À ce sujet, la prise en compte de la vulnérabilité du majeur est intéressante et rejoint la jurisprudence de la C.E.D.H. (en l’espèce jeune majeur). Si l’article 8 ne couvre a priori pas les relations entre majeurs, il les protège lorsqu’une relation de dépendance est démontrée[1]. Le principe de l’unité de famille n’est contraignant ni dans la Convention de Genève[2], ni dans la directive qualification[3], ni en droit belge[4]. Le C.C.E. l’applique toutefois sans réserve en se référant à la jurisprudence « constante » antérieure. Il l’intègre ce faisant dans le droit belge comme un principe fondamental du droit des réfugiés[5].

Les paragraphes de l’arrêt relatifs à l’appréciation de la crédibilité sont intéressants, en ce qu’ils invitent à prendre en compte la situation personnelle du demandeur d’asile pour en juger. En ce qui concerne l’état psychologique et les rapports médicaux s’y rapportant, le C.C.E. adopte une position qui tranche avec une partie de sa jurisprudence qui suit le C.G.R.A. lorsqu’il estime que le constat d’un P.T.S.D. (Post-Traumatic Stress Disorder) ne permet pas de rapporter la preuve du lien avec celui-ci et les faits relatés[6]. Ici, il « tend à les corroborer de manière objective »[7].

S.S.

C. Pour en savoir plus

Pour consulter l’arrêt : C.C.E., 24 septembre 2012, n° 88021.

  • Sur l’unité de famille, voyez notamment les conclusions EXCOM, « Regroupement des familles », no 9 (XXVIII), 1977 et no 24 (XXXII), 1981 ; les « UNHCR Guidelines on Reunification of Refugee Families », juillet 1983 ; K. JASTRAM, et K. NEWLAND, « L’unité de la famille et la protection des réfugiés », in E. FELLER, V. TÜRK, and F. NICHOLSON (dir.), La protection des réfugiés en droit international, Bruxelles, Larcier, 2008, pp. 669-675.
  • Sur le principe de l’unité de famille dans le cadre de la mise en œuvre du règlement de Dublin, voyez également L. LEBOEUF,  et E. NERAUDAU, La réception du droit européen de l’asile en droit belge. Le règlement Dublin et la directive qualification, sous la direction de S. SAROLÉA, Louvain-la-Neuve, 2012.
  • Sur la prise en compte des données psychologiques voyez notamment l’étude rédigée par l’A.S.B.L. Ulysse : A. VANOETEREN et L. GEHRELS, « La prise en considération de la santé mentale dans la procédure d’asile », Rev. dr. étr., no 155, 4/2009 p. 492.
  • Sur la crédibilité et la prise en compte de facteurs de vulnérabilité voyez notamment C.C.E., 27 mai 2008, arrêt n° 11.831 ou C.C.E., 10 novembre 2010, arrêt n° 51.013.

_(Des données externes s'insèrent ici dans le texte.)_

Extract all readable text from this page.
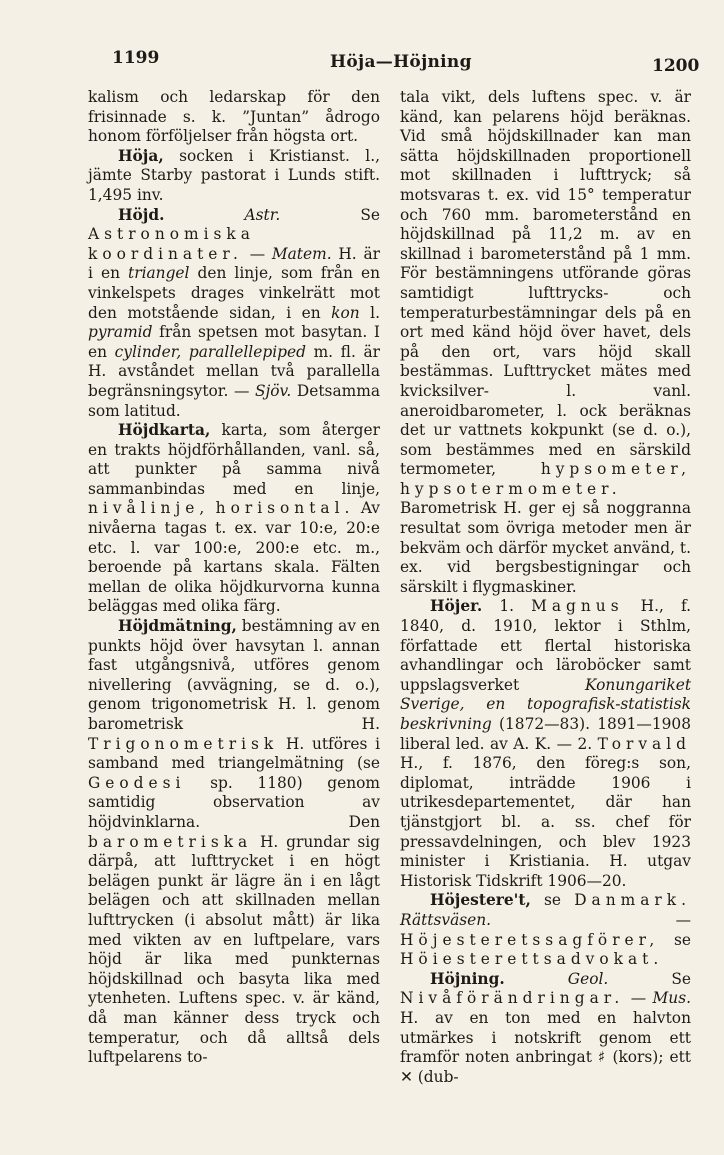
1199	Höja—Höjning	1200

kalism och ledarskap för den frisinnade s. k. ”Juntan” ådrogo honom förföljelser från högsta ort.

Höja, socken i Kristianst. l., jämte Starby pastorat i Lunds stift. 1,495 inv.

Höjd.	Astr. Se Astronomiska koordinater. — Matem. H. är i en triangel den linje, som från en vinkelspets drages vinkelrätt mot den motstående sidan, i en kon l. pyramid från spetsen mot basytan. I en cylinder, parallellepiped m. fl. är H. avståndet mellan två parallella begränsningsytor. — Sjöv. Detsamma som latitud.

Höjdkarta, karta, som återger en trakts höjdförhållanden, vanl. så, att punkter på samma nivå sammanbindas med en linje, nivålinje, horisontal. Av nivåerna tagas t. ex. var 10:e, 20:e etc. l. var 100:e, 200:e etc. m., beroende på kartans skala. Fälten mellan de olika höjdkurvorna kunna beläggas med olika färg.

Höjdmätning, bestämning av en punkts höjd över havsytan l. annan fast utgångsnivå, utföres genom nivellering (avvägning, se d. o.), genom trigonometrisk H. l. genom barometrisk H. Trigonometrisk H. utföres i samband med triangelmätning (se Geodesi sp. 1180) genom samtidig observation av höjdvinklarna. Den barometriska H. grundar sig därpå, att lufttrycket i en högt belägen punkt är lägre än i en lågt belägen och att skillnaden mellan lufttrycken (i absolut mått) är lika med vikten av en luftpelare, vars höjd är lika med punkternas höjdskillnad och basyta lika med ytenheten. Luftens spec. v. är känd, då man känner dess tryck och temperatur, och då alltså dels luftpelarens to-

tala vikt, dels luftens spec. v. är känd, kan pelarens höjd beräknas. Vid små höjdskillnader kan man sätta höjdskillnaden proportionell mot skillnaden i lufttryck; så motsvaras t. ex. vid 15° temperatur och 760 mm. barometerstånd en höjdskillnad på 11,2 m. av en skillnad i barometerstånd på 1 mm. För bestämningens utförande göras samtidigt lufttrycks- och temperaturbestämningar dels på en ort med känd höjd över havet, dels på den ort, vars höjd skall bestämmas. Lufttrycket mätes med kvicksilver- l. vanl. aneroidbarometer, l. ock beräknas det ur vattnets kokpunkt (se d. o.), som bestämmes med en särskild termometer, hypsometer, hypsotermometer. Barometrisk H. ger ej så noggranna resultat som övriga metoder men är bekväm och därför mycket använd, t. ex. vid bergsbestigningar och särskilt i flygmaskiner.

Höjer. 1. Magnus H., f. 1840, d. 1910, lektor i Sthlm, författade ett flertal historiska avhandlingar och läroböcker samt uppslagsverket Konungariket Sverige, en topografisk-statistisk beskrivning (1872—83). 1891—1908 liberal led. av A. K. — 2. Torvald H., f. 1876, den föreg:s son, diplomat, inträdde 1906 i utrikesdepartementet, där han tjänstgjort bl. a. ss. chef för pressavdelningen, och blev 1923 minister i Kristiania. H. utgav Historisk Tidskrift 1906—20.

Höjestere't, se Danmark. Rättsväsen. — Höjesteretssagförer, se Höiesterettsadvokat.

Höjning.	Geol. Se Nivåförändringar. — Mus. H. av en ton med en halvton utmärkes i notskrift genom ett framför noten anbringat ♯ (kors); ett ✕ (dub-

[1] Voyez notamment Cour eur. D.H., 23 juin 2008, Maslov c. Autriche, req. n° 1638/03, § 62 ; Cour eur. D.H., 20 septembre 2011, A.A. c. Royaume-Uni, req. n° 8000/08.

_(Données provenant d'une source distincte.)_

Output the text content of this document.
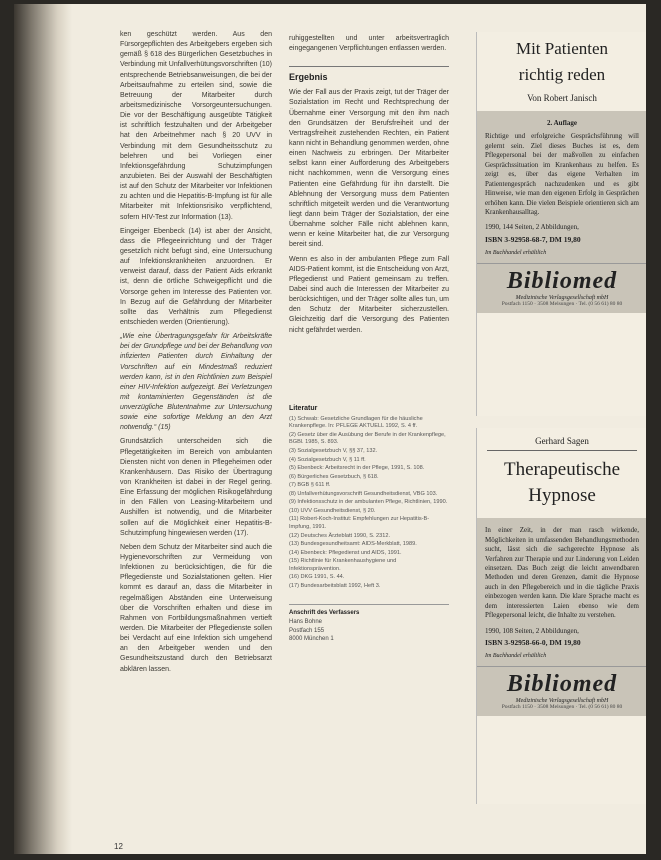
ken geschützt werden. Aus den Fürsorgepflichten des Arbeitgebers ergeben sich gemäß § 618 des Bürgerlichen Gesetzbuches in Verbindung mit Unfallverhütungsvorschriften (10) entsprechende Betriebsanweisungen, die bei der Arbeitsaufnahme zu erteilen sind, sowie die Betreuung der Mitarbeiter durch arbeitsmedizinische Vorsorgeuntersuchungen. Die vor der Beschäftigung ausgeübte Tätigkeit ist schriftlich festzuhalten und der Arbeitgeber hat den Arbeitnehmer nach § 20 UVV in Verbindung mit dem Gesundheitsschutz zu belehren und bei Vorliegen einer Infektionsgefährdung Schutzimpfungen anzubieten. Bei der Auswahl der Beschäftigten ist auf den Schutz der Mitarbeiter vor Infektionen zu achten und die Hepatitis-B-Impfung ist für alle Mitarbeiter mit Infektionsrisiko verpflichtend, sofern HIV-Test zur Information (13).

Eingeiger Ebenbeck (14) ist aber der Ansicht, dass die Pflegeeinrichtung und der Träger gesetzlich nicht befugt sind, eine Untersuchung auf Infektionskrankheiten anzuordnen. Er verweist darauf, dass der Patient Aids erkrankt ist, denn die örtliche Schweigepflicht und die Vorsorge gehen im Interesse des Patienten vor. In Bezug auf die Gefährdung der Mitarbeiter sollte das Verhältnis zum Pflegedienst entschieden werden (Orientierung).

„Wie eine Übertragungsgefahr für Arbeitskräfte bei der Grundpflege und bei der Behandlung von infizierten Patienten durch Einhaltung der Vorschriften auf ein Mindestmaß reduziert werden kann, ist in den Richtlinien zum Beispiel einer HIV-Infektion aufgezeigt. Bei Verletzungen mit kontaminierten Gegenständen ist die unverzügliche Blutentnahme zur Untersuchung sowie eine sofortige Meldung an den Arzt notwendig.“ (15)

Grundsätzlich unterscheiden sich die Pflegetätigkeiten im Bereich von ambulanten Diensten nicht von denen in Pflegeheimen oder Krankenhäusern. Das Risiko der Übertragung von Krankheiten ist dabei in der Regel gering. Eine Erfassung der möglichen Risikogefährdung in den Fällen von Leasing-Mitarbeitern und Aushilfen ist notwendig, und die Mitarbeiter sollen auf die Möglichkeit einer Hepatitis-B-Schutzimpfung hingewiesen werden (17).

Neben dem Schutz der Mitarbeiter sind auch die Hygienevorschriften zur Vermeidung von Infektionen zu berücksichtigen, die für die Pflegedienste und Sozialstationen gelten. Hier kommt es darauf an, dass die Mitarbeiter in regelmäßigen Abständen eine Unterweisung über die Vorschriften erhalten und diese im Rahmen von Fortbildungsmaßnahmen vertieft werden. Die Mitarbeiter der Pflegedienste sollen bei Verdacht auf eine Infektion sich umgehend an den Arbeitgeber wenden und den Gesundheitszustand durch den Betriebsarzt abklären lassen.

ruhiggestellten und unter arbeitsvertraglich eingegangenen Verpflichtungen entlassen werden.

Ergebnis

Wie der Fall aus der Praxis zeigt, tut der Träger der Sozialstation im Recht und Rechtsprechung der Übernahme einer Versorgung mit den ihm nach den Grundsätzen der Berufsfreiheit und der Vertragsfreiheit zustehenden Rechten, ein Patient kann nicht in Behandlung genommen werden, ohne einen Nachweis zu erbringen. Der Mitarbeiter selbst kann einer Aufforderung des Arbeitgebers nicht nachkommen, wenn die Versorgung eines Patienten eine Gefährdung für ihn darstellt. Die Ablehnung der Versorgung muss dem Patienten schriftlich mitgeteilt werden und die Verantwortung liegt dann beim Träger der Sozialstation, der eine Übernahme solcher Fälle nicht ablehnen kann, wenn er keine Mitarbeiter hat, die zur Versorgung bereit sind.

Wenn es also in der ambulanten Pflege zum Fall AIDS-Patient kommt, ist die Entscheidung von Arzt, Pflegedienst und Patient gemeinsam zu treffen. Dabei sind auch die Interessen der Mitarbeiter zu berücksichtigen, und der Träger sollte alles tun, um den Schutz der Mitarbeiter sicherzustellen. Gleichzeitig darf die Versorgung des Patienten nicht gefährdet werden.

Literatur
(1) Schwab: Gesetzliche Grundlagen für die häusliche Krankenpflege. In: PFLEGE AKTUELL 1992, S. 4 ff.
(2) Gesetz über die Ausübung der Berufe in der Krankenpflege, BGBl. 1985, S. 893.
(3) Sozialgesetzbuch V, §§ 37, 132.
(4) Sozialgesetzbuch V, § 11 ff.
(5) Ebenbeck: Arbeitsrecht in der Pflege, 1991, S. 108.
(6) Bürgerliches Gesetzbuch, § 618.
(7) BGB § 611 ff.
(8) Unfallverhütungsvorschrift Gesundheitsdienst, VBG 103.
(9) Infektionsschutz in der ambulanten Pflege, Richtlinien, 1990.
(10) UVV Gesundheitsdienst, § 20.
(11) Robert-Koch-Institut: Empfehlungen zur Hepatitis-B-Impfung, 1991.
(12) Deutsches Ärzteblatt 1990, S. 2312.
(13) Bundesgesundheitsamt: AIDS-Merkblatt, 1989.
(14) Ebenbeck: Pflegedienst und AIDS, 1991.
(15) Richtlinie für Krankenhaushygiene und Infektionsprävention.
(16) DKG 1991, S. 44.
(17) Bundesarbeitsblatt 1992, Heft 3.
Anschrift des Verfassers
Hans Bohne
Postfach 155
8000 München 1
12
Mit Patienten
richtig reden
Von Robert Janisch
2. Auflage
Richtige und erfolgreiche Gesprächsführung will gelernt sein. Ziel dieses Buches ist es, dem Pflegepersonal bei der maßvollen zu einfachen Gesprächssituation im Krankenhaus zu helfen. Es zeigt es, über das eigene Verhalten im Patientengespräch nachzudenken und es gibt Hinweise, wie man den eigenen Erfolg in Gesprächen erhöhen kann. Die vielen Beispiele orientieren sich am Krankenhausalltag.
1990, 144 Seiten, 2 Abbildungen,
ISBN 3-92958-68-7, DM 19,80
Im Buchhandel erhältlich
Bibliomed
Medizinische Verlagsgesellschaft mbH
Postfach 1150 · 3508 Melsungen · Tel. (0 56 61) 80 80
Gerhard Sagen
Therapeutische
Hypnose
In einer Zeit, in der man rasch wirkende, Möglichkeiten in umfassenden Behandlungsmethoden sucht, lässt sich die sachgerechte Hypnose als Verfahren zur Therapie und zur Linderung von Leiden einsetzen. Das Buch zeigt die leicht anwendbaren Methoden und deren Grenzen, damit die Hypnose auch in den Pflegebereich und in die tägliche Praxis einbezogen werden kann. Die klare Sprache macht es dem interessierten Laien ebenso wie dem Pflegepersonal leicht, die Inhalte zu verstehen.
1990, 108 Seiten, 2 Abbildungen,
ISBN 3-92958-66-0, DM 19,80
Im Buchhandel erhältlich
Bibliomed
Medizinische Verlagsgesellschaft mbH
Postfach 1150 · 3508 Melsungen · Tel. (0 56 61) 80 80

[2] Il a été intégré dans l'acte final de la conférence de plénipotentiaires des Nations unies sur le statut des réfugiés et des apatrides qui a recommandé aux gouvernements « de prendre les mesures nécessaires pour la protection de la famille du réfugié et en particulier pour assurer le maintien de l'unité de la famille du réfugié, notamment dans le cas où le chef de la famille a réuni les conditions voulues pour son admission dans un pays ».

[3] Voyez l’article 23 relatif au « Maintien de l'unité familiale ».

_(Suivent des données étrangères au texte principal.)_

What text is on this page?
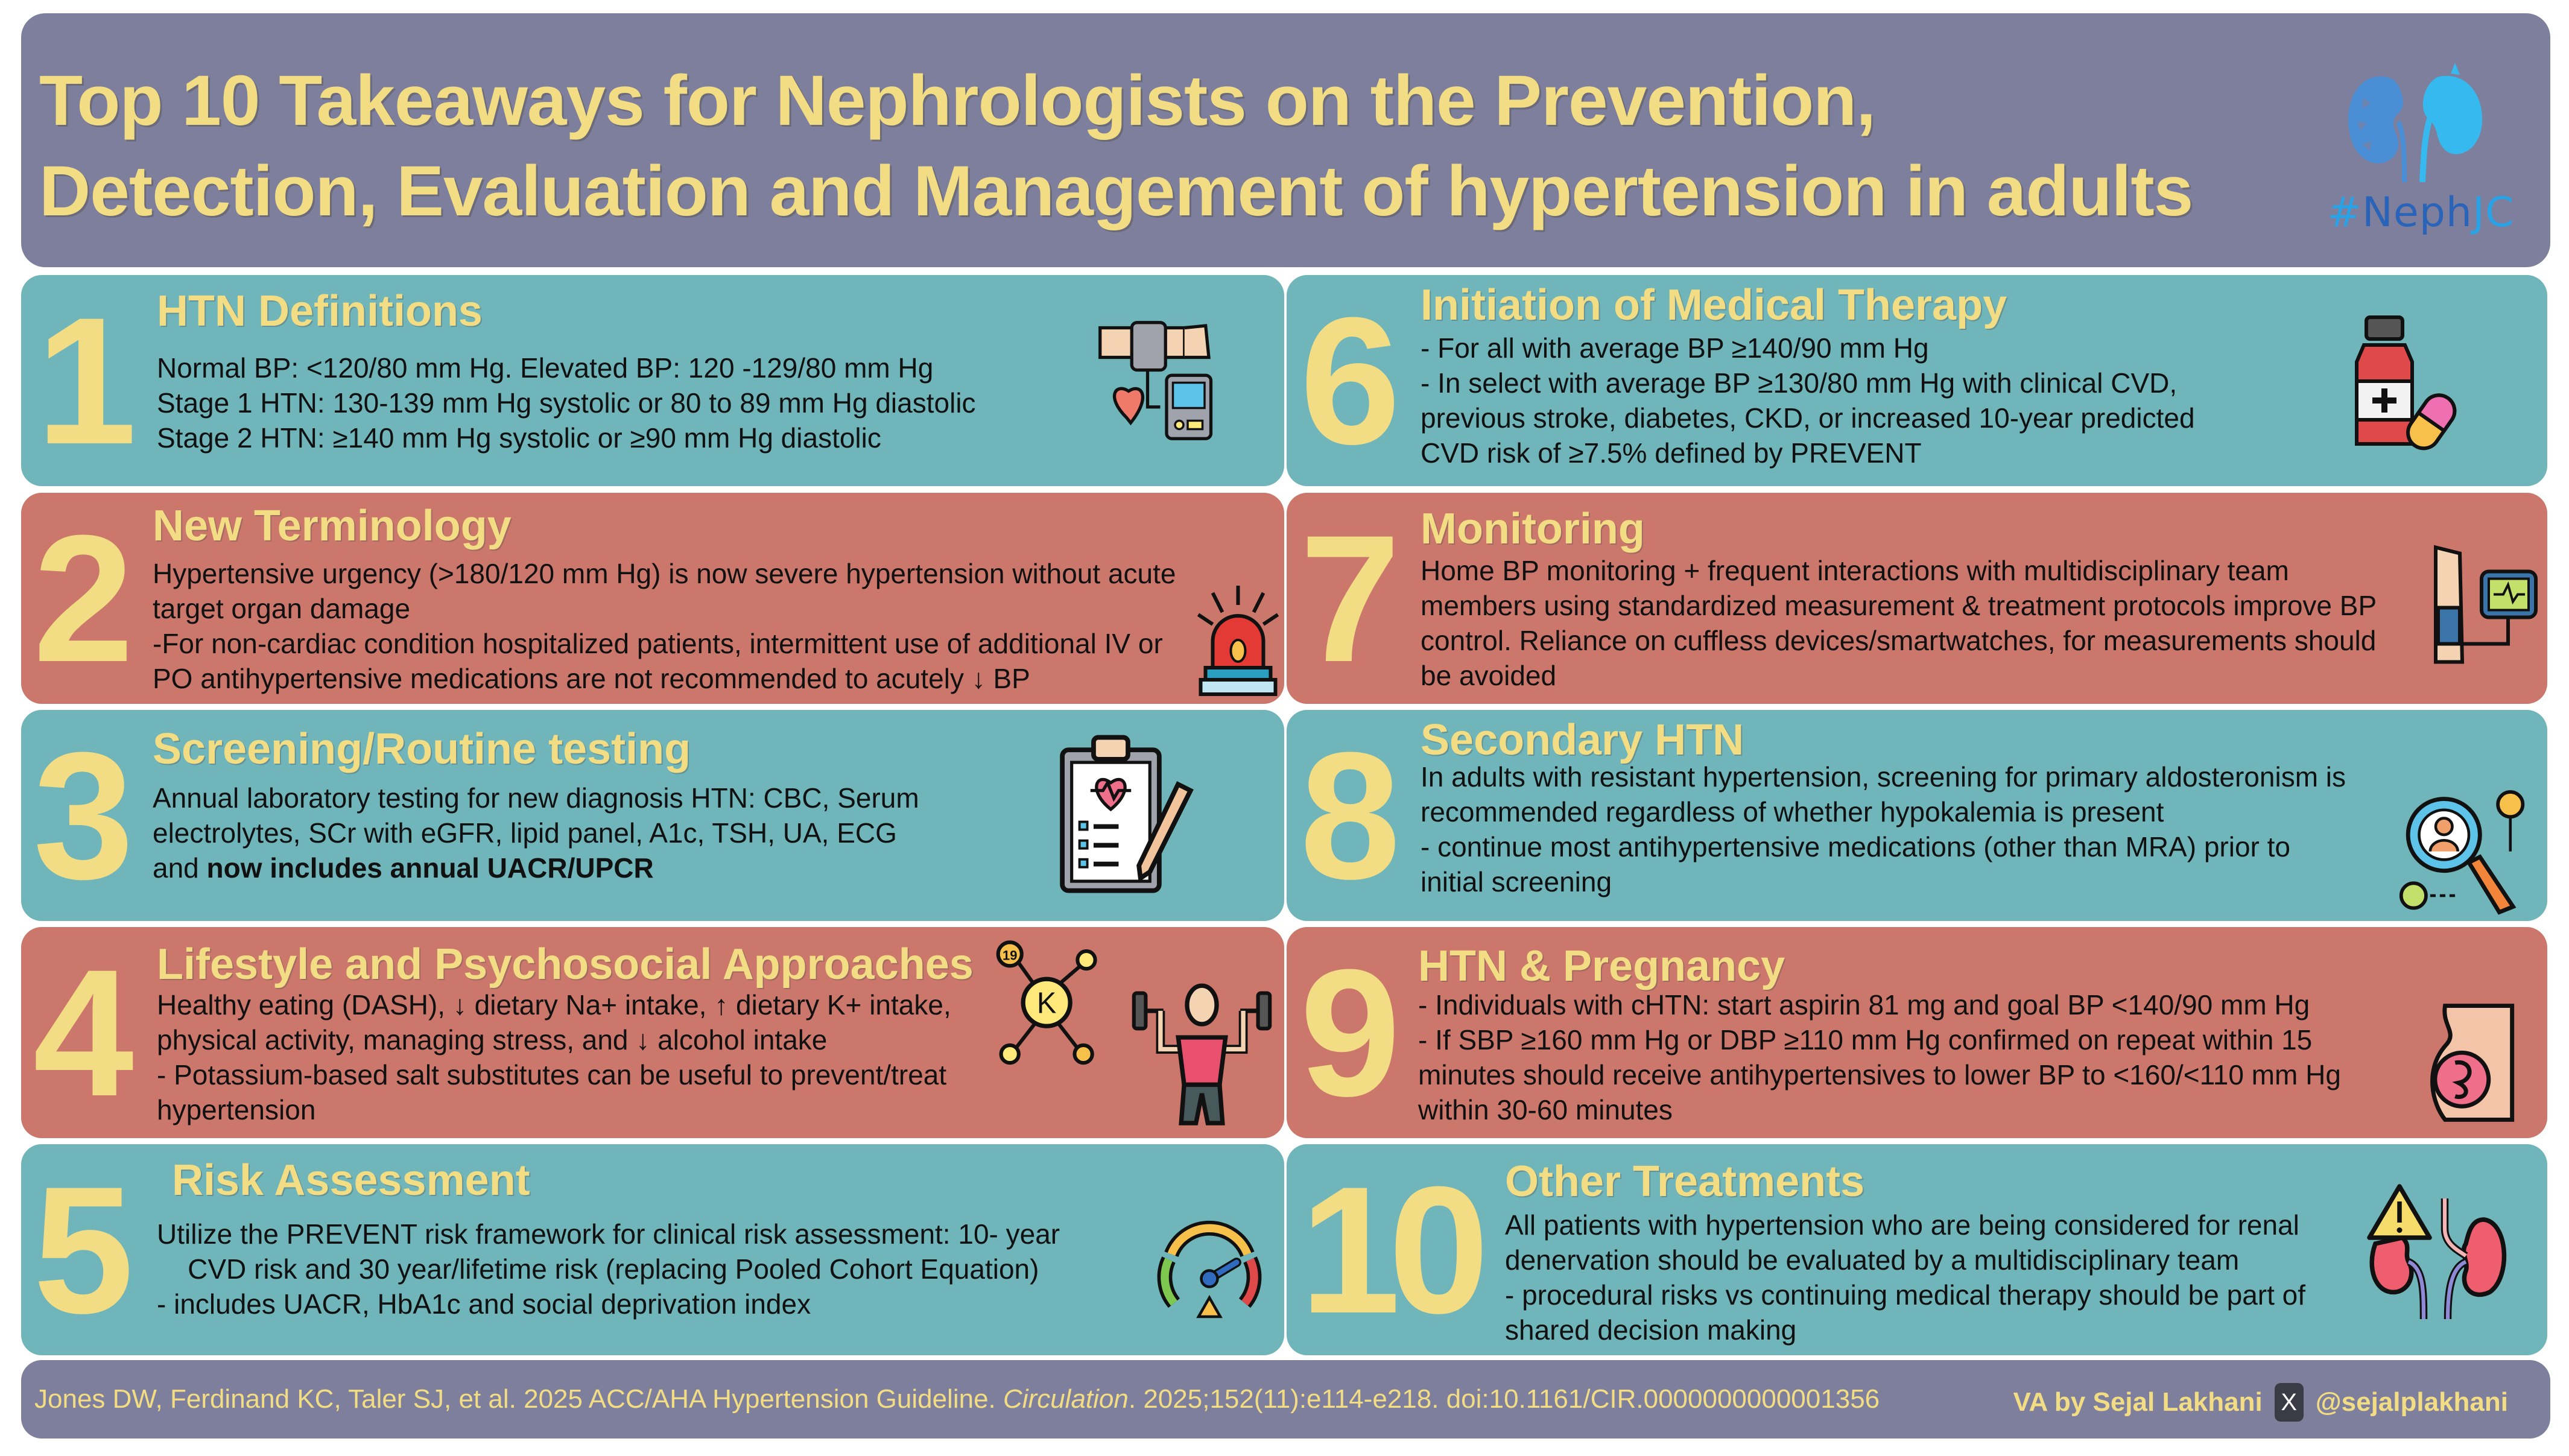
Top 10 Takeaways for Nephrologists on the Prevention,
Detection, Evaluation and Management of hypertension in adults	#NephJC
1 HTN Definitions
Normal BP: <120/80 mm Hg. Elevated BP: 120 -129/80 mm Hg
Stage 1 HTN: 130-139 mm Hg systolic or 80 to 89 mm Hg diastolic
Stage 2 HTN: ≥140 mm Hg systolic or ≥90 mm Hg diastolic	6 Initiation of Medical Therapy
- For all with average BP ≥140/90 mm Hg
- In select with average BP ≥130/80 mm Hg with clinical CVD,
previous stroke, diabetes, CKD, or increased 10-year predicted
CVD risk of ≥7.5% defined by PREVENT
2 New Terminology
Hypertensive urgency (>180/120 mm Hg) is now severe hypertension without acute
target organ damage
-For non-cardiac condition hospitalized patients, intermittent use of additional IV or
PO antihypertensive medications are not recommended to acutely ↓ BP	7 Monitoring
Home BP monitoring + frequent interactions with multidisciplinary team
members using standardized measurement & treatment protocols improve BP
control. Reliance on cuffless devices/smartwatches, for measurements should
be avoided
3 Screening/Routine testing
Annual laboratory testing for new diagnosis HTN: CBC, Serum
electrolytes, SCr with eGFR, lipid panel, A1c, TSH, UA, ECG
and now includes annual UACR/UPCR	8 Secondary HTN
In adults with resistant hypertension, screening for primary aldosteronism is
recommended regardless of whether hypokalemia is present
- continue most antihypertensive medications (other than MRA) prior to
initial screening
4 Lifestyle and Psychosocial Approaches
Healthy eating (DASH), ↓ dietary Na+ intake, ↑ dietary K+ intake,
physical activity, managing stress, and ↓ alcohol intake
- Potassium-based salt substitutes can be useful to prevent/treat
hypertension
19
K 9 HTN & Pregnancy
- Individuals with cHTN: start aspirin 81 mg and goal BP <140/90 mm Hg
- If SBP ≥160 mm Hg or DBP ≥110 mm Hg confirmed on repeat within 15
minutes should receive antihypertensives to lower BP to <160/<110 mm Hg
within 30-60 minutes
5 Risk Assessment
Utilize the PREVENT risk framework for clinical risk assessment: 10- year
CVD risk and 30 year/lifetime risk (replacing Pooled Cohort Equation)
- includes UACR, HbA1c and social deprivation index	10 Other Treatments
All patients with hypertension who are being considered for renal
denervation should be evaluated by a multidisciplinary team
- procedural risks vs continuing medical therapy should be part of
shared decision making
Jones DW, Ferdinand KC, Taler SJ, et al. 2025 ACC/AHA Hypertension Guideline. Circulation. 2025;152(11):e114-e218. doi:10.1161/CIR.0000000000001356	VA by Sejal Lakhani X @sejalplakhani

[4] La loi du 15 décembre 1980 n’y fait pas référence.

[5] Voyez notamment en droit français C.E., 23 févr. 2009, req. no 283246, qui reconnaît le principe, mais juge qu’il doit être écarté dans le cas où la personne qui sollicite sur son fondement le bénéfice du statut de réfugié peut se prévaloir de la protection d'un autre pays dont elle a la nationalité. Il casse l’arrêt des Sections réunies de la Cour nationale du droit d'asile (C.N.D.A., sect. réunies, 27 mai 2005, req. no 454056).

[6] Voyez notamment C.C.E., 24 avril 2012, req. n° 80 071 ; 20 avril 2012, req. n° 79 804 ; 31 mai 2012, req. n° 82 193.

[7] Dans le même sens voyez notamment C.C.E., 10 mai 2012, req. n° 80 985, concluant toutefois au défaut de crainte actuelle.